Plan to monitor repeat crime victims

GARDAÍ want to know why some people are more often victims of crime than others, so they can break the cycle.

Plan to monitor repeat crime victims

In Britain, 4% of the population suffer about 44% of the crime and the situation in Ireland is likely to be similar.

Victim Support chief executive Lillian McGovern said they wanted to know the extent of the problem in Ireland, where crime was happening and who the victims were. “The gardaí have promised to put a plan in place this year that will allow repeat crime to be measured. We need to know who the victims are, so we can protect them,” she said. The British repeat crime figures were presented at a pan-European conference of victim support groups in Dublin by crime science expert Prof Gloria Laycock from the Jill Dando Institute of Crime Science at University College London. Prof Laycock said the problem of repeated victimisation went unnoticed in Britain because of the nature of police recording systems, the fragmentation of police work, non-reporting by victims and the kind of arithmetic involved. “We didn’t realise the problem was there at all until we started analysing the data. It will continue to get worse if people don’t deal with it,” she warned.
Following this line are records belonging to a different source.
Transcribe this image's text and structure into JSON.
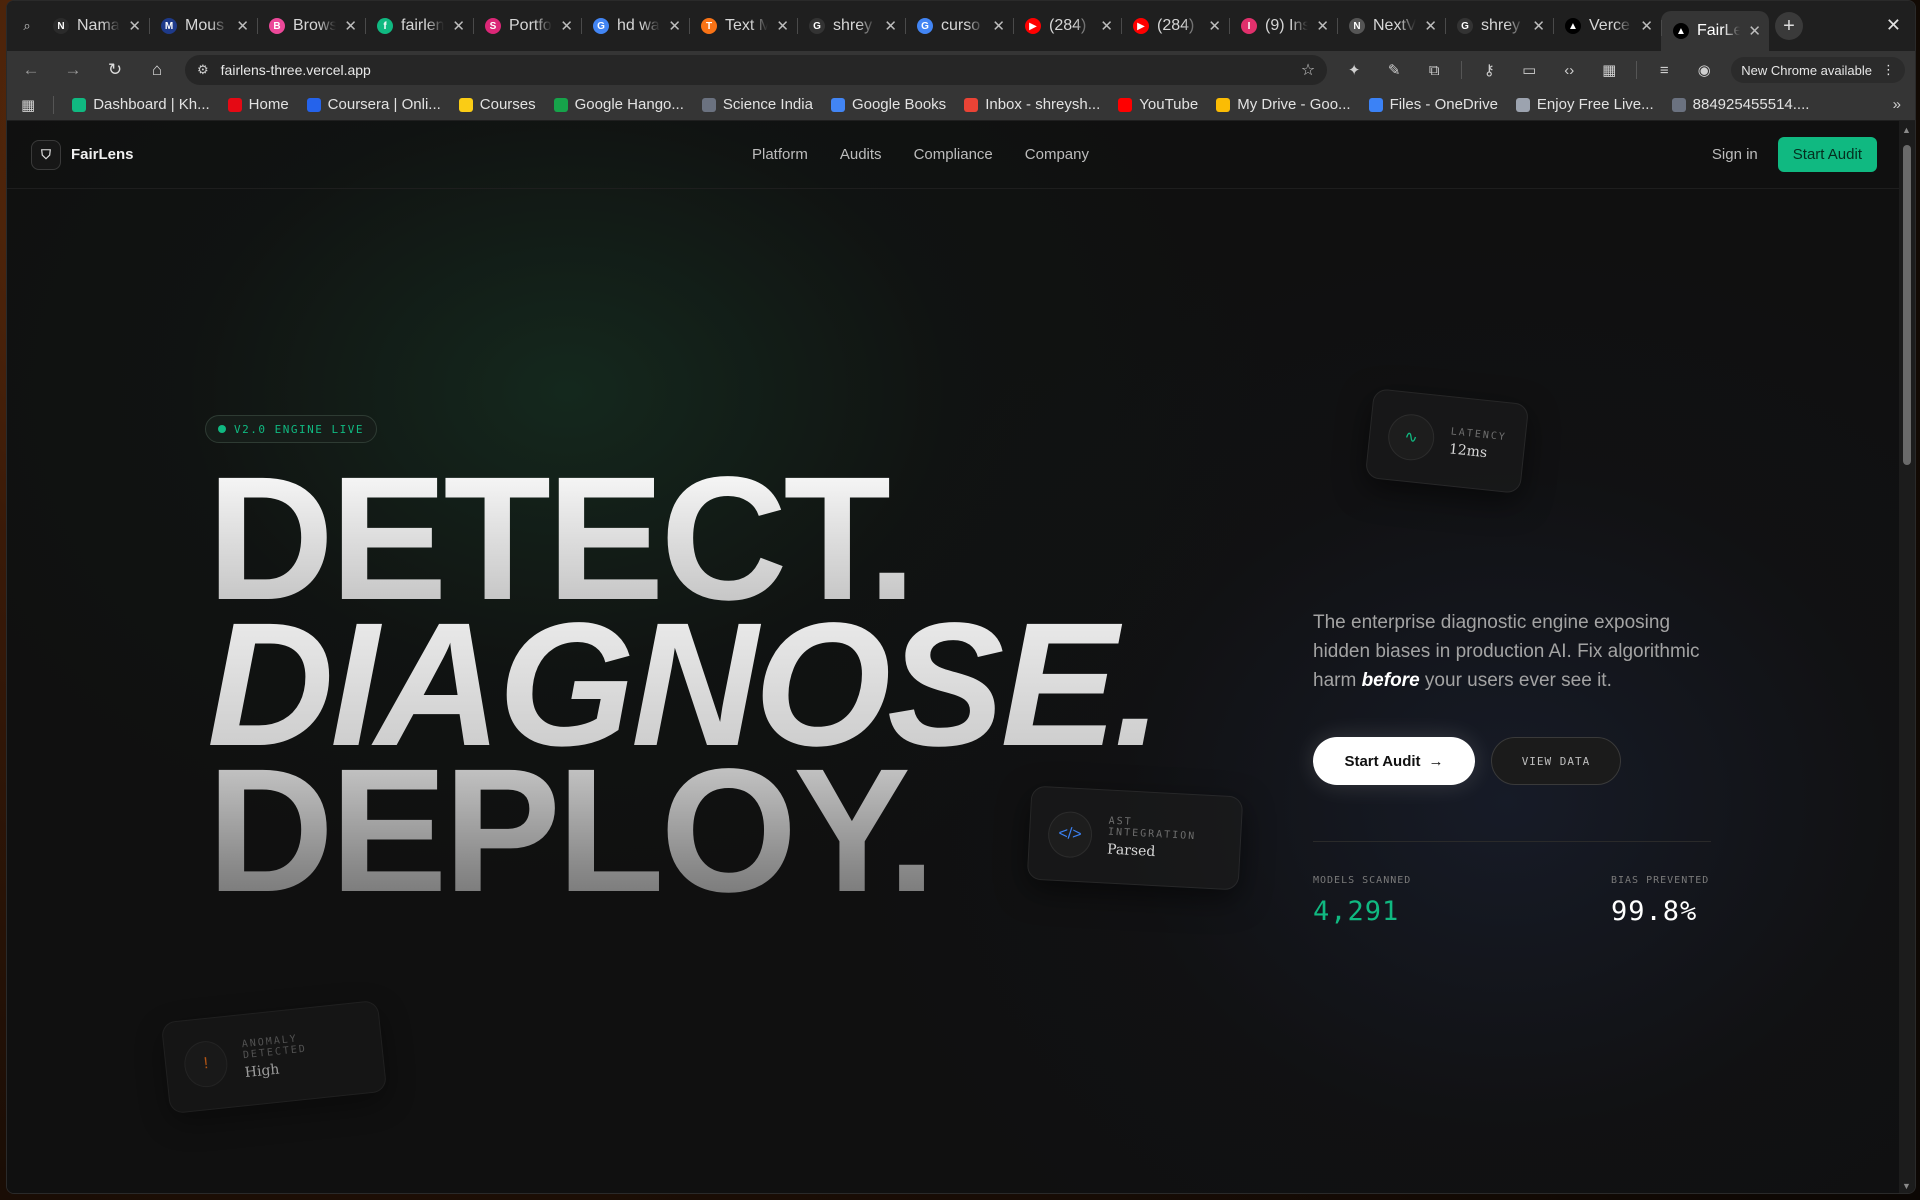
{
  "browser": {
    "tabs": [
      {
        "title": "Nama",
        "icon": "N",
        "color": "#2b2b2b"
      },
      {
        "title": "Mous",
        "icon": "M",
        "color": "#1e3a8a"
      },
      {
        "title": "Brows",
        "icon": "B",
        "color": "#ec4899"
      },
      {
        "title": "fairlen",
        "icon": "f",
        "color": "#10b981"
      },
      {
        "title": "Portfo",
        "icon": "S",
        "color": "#db2777"
      },
      {
        "title": "hd wa",
        "icon": "G",
        "color": "#4285f4"
      },
      {
        "title": "Text M",
        "icon": "T",
        "color": "#f97316"
      },
      {
        "title": "shrey",
        "icon": "G",
        "color": "#333333"
      },
      {
        "title": "curso",
        "icon": "G",
        "color": "#4285f4"
      },
      {
        "title": "(284)",
        "icon": "▶",
        "color": "#ff0000"
      },
      {
        "title": "(284)",
        "icon": "▶",
        "color": "#ff0000"
      },
      {
        "title": "(9) Ins",
        "icon": "I",
        "color": "#e1306c"
      },
      {
        "title": "NextV",
        "icon": "N",
        "color": "#555555"
      },
      {
        "title": "shrey",
        "icon": "G",
        "color": "#333333"
      },
      {
        "title": "Verce",
        "icon": "▲",
        "color": "#000000"
      },
      {
        "title": "FairLe",
        "icon": "▲",
        "color": "#000000"
      }
    ],
    "url": "fairlens-three.vercel.app",
    "update_label": "New Chrome available",
    "bookmarks": [
      {
        "label": "Dashboard | Kh...",
        "color": "#10b981"
      },
      {
        "label": "Home",
        "color": "#e50914"
      },
      {
        "label": "Coursera | Onli...",
        "color": "#2563eb"
      },
      {
        "label": "Courses",
        "color": "#facc15"
      },
      {
        "label": "Google Hango...",
        "color": "#16a34a"
      },
      {
        "label": "Science India",
        "color": "#6b7280"
      },
      {
        "label": "Google Books",
        "color": "#4285f4"
      },
      {
        "label": "Inbox - shreysh...",
        "color": "#ea4335"
      },
      {
        "label": "YouTube",
        "color": "#ff0000"
      },
      {
        "label": "My Drive - Goo...",
        "color": "#fbbc04"
      },
      {
        "label": "Files - OneDrive",
        "color": "#3b82f6"
      },
      {
        "label": "Enjoy Free Live...",
        "color": "#9ca3af"
      },
      {
        "label": "884925455514....",
        "color": "#6b7280"
      }
    ]
  },
  "site": {
    "brand": "FairLens",
    "menu": [
      "Platform",
      "Audits",
      "Compliance",
      "Company"
    ],
    "sign_in": "Sign in",
    "cta": "Start Audit",
    "badge": "V2.0 ENGINE LIVE",
    "headline": [
      "DETECT.",
      "DIAGNOSE.",
      "DEPLOY."
    ],
    "desc_part1": "The enterprise diagnostic engine exposing hidden biases in production AI. Fix algorithmic harm ",
    "desc_emph": "before",
    "desc_part2": " your users ever see it.",
    "primary_button": "Start Audit",
    "secondary_button": "VIEW DATA",
    "stats": [
      {
        "label": "MODELS SCANNED",
        "value": "4,291"
      },
      {
        "label": "BIAS PREVENTED",
        "value": "99.8%"
      }
    ],
    "cards": {
      "latency": {
        "label": "LATENCY",
        "value": "12ms"
      },
      "ast": {
        "label": "AST INTEGRATION",
        "value": "Parsed"
      },
      "anomaly": {
        "label": "ANOMALY DETECTED",
        "value": "High"
      }
    },
    "accent": "#10b981"
  }
}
She pointed out that on Liverpool’s Merseyside, over 20% of all non-residential burglaries were repeats. Prof Laycock said certain housing estates were repeatedly targeted, where thieves zoom in on houses that are exposed or remote and people are known to be careless about locking up and securing their property.

Interviews with 21 burglars established that 76% had gone back to a number of houses, mostly because they were familiar with the features of the house. The same applied to car theft. Prof Laycock said “cocooning” vulnerable people in what was really a mini-neighbourhood watch was an ideal way of protecting them.
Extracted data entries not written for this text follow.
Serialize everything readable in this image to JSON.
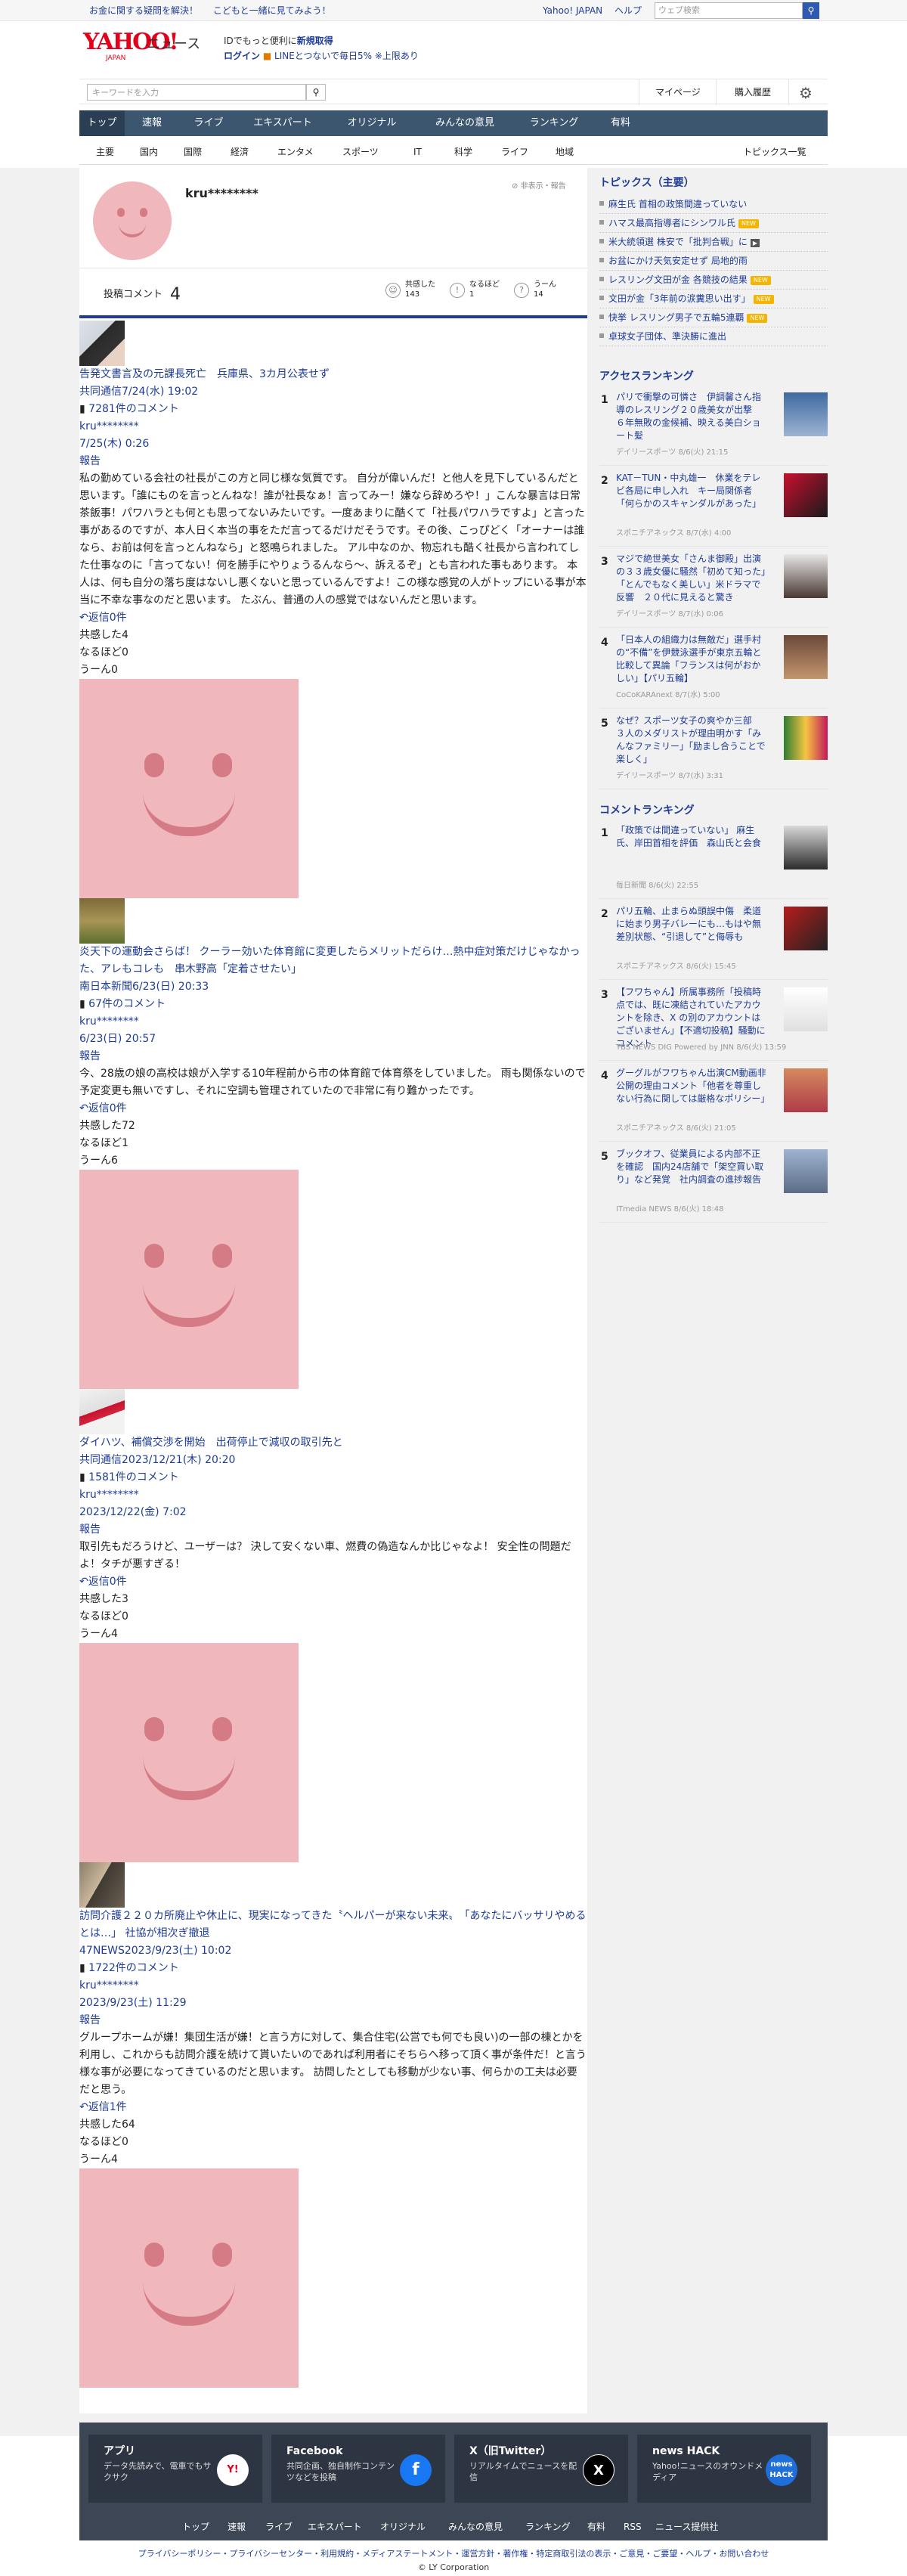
{
  "topbar": {
    "links": [
      "お金に関する疑問を解決！",
      "こどもと一緒に見てみよう！"
    ],
    "right_links": [
      "Yahoo! JAPAN",
      "ヘルプ"
    ],
    "search_placeholder": "ウェブ検索"
  },
  "header": {
    "logo": "YAHOO!",
    "logo_sub": "JAPAN",
    "service": "ニュース",
    "promo_line1_a": "IDでもっと便利に",
    "promo_line1_b": "新規取得",
    "promo_line2_a": "ログイン",
    "promo_line2_b": "LINEとつないで毎日5% ※上限あり",
    "search_placeholder": "キーワードを入力",
    "mypage": "マイページ",
    "purchase": "購入履歴"
  },
  "nav": [
    "トップ",
    "速報",
    "ライブ",
    "エキスパート",
    "オリジナル",
    "みんなの意見",
    "ランキング",
    "有料"
  ],
  "subnav": [
    "主要",
    "国内",
    "国際",
    "経済",
    "エンタメ",
    "スポーツ",
    "IT",
    "科学",
    "ライフ",
    "地域"
  ],
  "subnav_right": "トピックス一覧",
  "profile": {
    "username": "kru********",
    "report": "非表示・報告",
    "post_label": "投稿コメント",
    "post_count": "4",
    "stats": [
      {
        "icon": "thumb-up-icon",
        "label": "共感した",
        "value": "143"
      },
      {
        "icon": "bulb-icon",
        "label": "なるほど",
        "value": "1"
      },
      {
        "icon": "hmm-icon",
        "label": "うーん",
        "value": "14"
      }
    ]
  },
  "posts": [
    {
      "title": "告発文書言及の元課長死亡　兵庫県、3カ月公表せず",
      "source": "共同通信7/24(水) 19:02",
      "comments": "7281件のコメント",
      "user": "kru********",
      "date": "7/25(木) 0:26",
      "report": "報告",
      "body": "私の勤めている会社の社長がこの方と同じ様な気質です。 自分が偉いんだ！と他人を見下しているんだと思います。「誰にものを言っとんねな！誰が社長なぁ！言ってみー！嫌なら辞めろや！」こんな暴言は日常茶飯事！パワハラとも何とも思ってないみたいです。一度あまりに酷くて「社長パワハラですよ」と言った事があるのですが、本人日く本当の事をただ言ってるだけだそうです。その後、こっぴどく「オーナーは誰なら、お前は何を言っとんねなら」と怒鳴られました。 アル中なのか、物忘れも酷く社長から言われてした仕事なのに「言ってない！何を勝手にやりょうるんなら～、訴えるぞ」とも言われた事もあります。 本人は、何も自分の落ち度はないし悪くないと思っているんですよ！この様な感覚の人がトップにいる事が本当に不幸な事なのだと思います。 たぶん、普通の人の感覚ではないんだと思います。",
      "reply": "返信0件",
      "reactions": [
        "共感した4",
        "なるほど0",
        "うーん0"
      ]
    },
    {
      "title": "炎天下の運動会さらば！ クーラー効いた体育館に変更したらメリットだらけ…熱中症対策だけじゃなかった、アレもコレも　串木野高「定着させたい」",
      "source": "南日本新聞6/23(日) 20:33",
      "comments": "67件のコメント",
      "user": "kru********",
      "date": "6/23(日) 20:57",
      "report": "報告",
      "body": "今、28歳の娘の高校は娘が入学する10年程前から市の体育館で体育祭をしていました。 雨も関係ないので予定変更も無いですし、それに空調も管理されていたので非常に有り難かったです。",
      "reply": "返信0件",
      "reactions": [
        "共感した72",
        "なるほど1",
        "うーん6"
      ]
    },
    {
      "title": "ダイハツ、補償交渉を開始　出荷停止で減収の取引先と",
      "source": "共同通信2023/12/21(木) 20:20",
      "comments": "1581件のコメント",
      "user": "kru********",
      "date": "2023/12/22(金) 7:02",
      "report": "報告",
      "body": "取引先もだろうけど、ユーザーは？ 決して安くない車、燃費の偽造なんか比じゃなよ！ 安全性の問題だよ！タチが悪すぎる！",
      "reply": "返信0件",
      "reactions": [
        "共感した3",
        "なるほど0",
        "うーん4"
      ]
    },
    {
      "title": "訪問介護２２０カ所廃止や休止に、現実になってきた〝ヘルパーが来ない未来〟　「あなたにバッサリやめるとは…」 社協が相次ぎ撤退",
      "source": "47NEWS2023/9/23(土) 10:02",
      "comments": "1722件のコメント",
      "user": "kru********",
      "date": "2023/9/23(土) 11:29",
      "report": "報告",
      "body": "グループホームが嫌！集団生活が嫌！と言う方に対して、集合住宅(公営でも何でも良い)の一部の棟とかを利用し、これからも訪問介護を続けて貰いたいのであれば利用者にそちらへ移って頂く事が条件だ！と言う様な事が必要になってきているのだと思います。 訪問したとしても移動が少ない事、何らかの工夫は必要だと思う。",
      "reply": "返信1件",
      "reactions": [
        "共感した64",
        "なるほど0",
        "うーん4"
      ]
    }
  ],
  "topics": {
    "heading": "トピックス（主要）",
    "items": [
      {
        "text": "麻生氏 首相の政策間違っていない",
        "badge": ""
      },
      {
        "text": "ハマス最高指導者にシンワル氏",
        "badge": "NEW"
      },
      {
        "text": "米大統領選 株安で「批判合戦」に",
        "badge": "photo"
      },
      {
        "text": "お盆にかけ天気安定せず 局地的雨",
        "badge": ""
      },
      {
        "text": "レスリング文田が金 各競技の結果",
        "badge": "NEW"
      },
      {
        "text": "文田が金「3年前の涙糞思い出す」",
        "badge": "NEW"
      },
      {
        "text": "快挙 レスリング男子で五輪5連覇",
        "badge": "NEW"
      },
      {
        "text": "卓球女子団体、準決勝に進出",
        "badge": ""
      }
    ]
  },
  "access_ranking": {
    "heading": "アクセスランキング",
    "items": [
      {
        "rank": "1",
        "title": "パリで衝撃の可憐さ　伊調馨さん指導のレスリング２０歳美女が出撃　６年無敗の金候補、映える美白ショート髪",
        "meta": "デイリースポーツ 8/6(火) 21:15"
      },
      {
        "rank": "2",
        "title": "KAT－TUN・中丸雄一　休業をテレビ各局に申し入れ　キー局関係者「何らかのスキャンダルがあった」",
        "meta": "スポニチアネックス 8/7(水) 4:00"
      },
      {
        "rank": "3",
        "title": "マジで絶世美女「さんま御殿」出演の３３歳女優に騒然「初めて知った」「とんでもなく美しい」米ドラマで反響　２０代に見えると驚き",
        "meta": "デイリースポーツ 8/7(水) 0:06"
      },
      {
        "rank": "4",
        "title": "「日本人の組織力は無敵だ」選手村の“不備”を伊競泳選手が東京五輪と比較して異論「フランスは何がおかしい」【パリ五輪】",
        "meta": "CoCoKARAnext 8/7(水) 5:00"
      },
      {
        "rank": "5",
        "title": "なぜ？スポーツ女子の爽やか三部　３人のメダリストが理由明かす「みんなファミリー」「励まし合うことで楽しく」",
        "meta": "デイリースポーツ 8/7(水) 3:31"
      }
    ]
  },
  "comment_ranking": {
    "heading": "コメントランキング",
    "items": [
      {
        "rank": "1",
        "title": "「政策では間違っていない」 麻生氏、岸田首相を評価　森山氏と会食",
        "meta": "毎日新聞 8/6(火) 22:55"
      },
      {
        "rank": "2",
        "title": "パリ五輪、止まらぬ頭誤中傷　柔道に始まり男子バレーにも…もはや無差別状態、“引退して”と侮辱も",
        "meta": "スポニチアネックス 8/6(火) 15:45"
      },
      {
        "rank": "3",
        "title": "【フワちゃん】所属事務所「投稿時点では、既に凍結されていたアカウントを除き、X の別のアカウントはございません」【不適切投稿】騒動にコメント",
        "meta": "TBS NEWS DIG Powered by JNN 8/6(火) 13:59"
      },
      {
        "rank": "4",
        "title": "グーグルがフワちゃん出演CM動画非公開の理由コメント「他者を尊重しない行為に関しては厳格なポリシー」",
        "meta": "スポニチアネックス 8/6(火) 21:05"
      },
      {
        "rank": "5",
        "title": "ブックオフ、従業員による内部不正を確認　国内24店舗で「架空買い取り」など発覚　社内調査の進捗報告",
        "meta": "ITmedia NEWS 8/6(火) 18:48"
      }
    ]
  },
  "footer": {
    "cards": [
      {
        "title": "アプリ",
        "desc": "データ先読みで、電車でもサクサク",
        "icon": "app-icon"
      },
      {
        "title": "Facebook",
        "desc": "共同企画、独自制作コンテンツなどを投稿",
        "icon": "facebook-icon"
      },
      {
        "title": "X（旧Twitter）",
        "desc": "リアルタイムでニュースを配信",
        "icon": "x-icon"
      },
      {
        "title": "news HACK",
        "desc": "Yahoo!ニュースのオウンドメディア",
        "icon": "news-hack-icon"
      }
    ],
    "nav": [
      "トップ",
      "速報",
      "ライブ",
      "エキスパート",
      "オリジナル",
      "みんなの意見",
      "ランキング",
      "有料",
      "RSS",
      "ニュース提供社"
    ],
    "legal": "プライバシーポリシー・プライバシーセンター・利用規約・メディアステートメント・運営方針・著作権・特定商取引法の表示・ご意見・ご要望・ヘルプ・お問い合わせ",
    "copyright": "© LY Corporation"
  }
}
With the permission of victims, police could alert nearby neighbours that they had been burgled or had been the victim of a domestic assault and ask them to keep an eye out for them. “There is evidence that works well and it gets the community involved with each other again,” she pointed out.
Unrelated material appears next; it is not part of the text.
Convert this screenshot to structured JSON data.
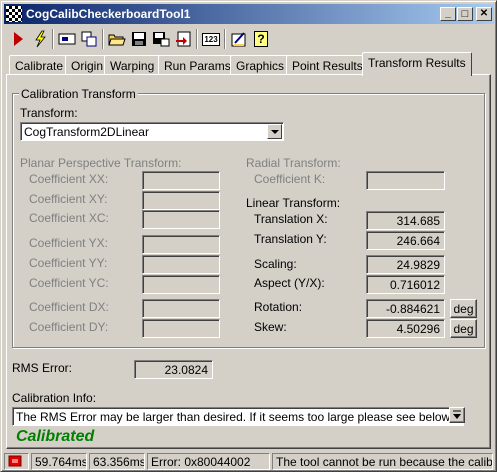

Unfortunately, she said, police in Britain were not doing enough to tackle the problem of repeat victimisation, which was on the increase. “The police data systems in the UK are just not good enough and I suspect the situation is similar in Ireland. They cannot tell from their data how many repeat victims they have got. They also need to know what to do about it and they are not terribly good at that either.”

Prof Laycock said they had been publishing research on the problem for 15 years and were still trying to get their police force to treat it seriously.

“Repeat victimisation starts very early with school bullying. We just need to get to the point where we just don’t accept these kind of repeated attacks,” she said.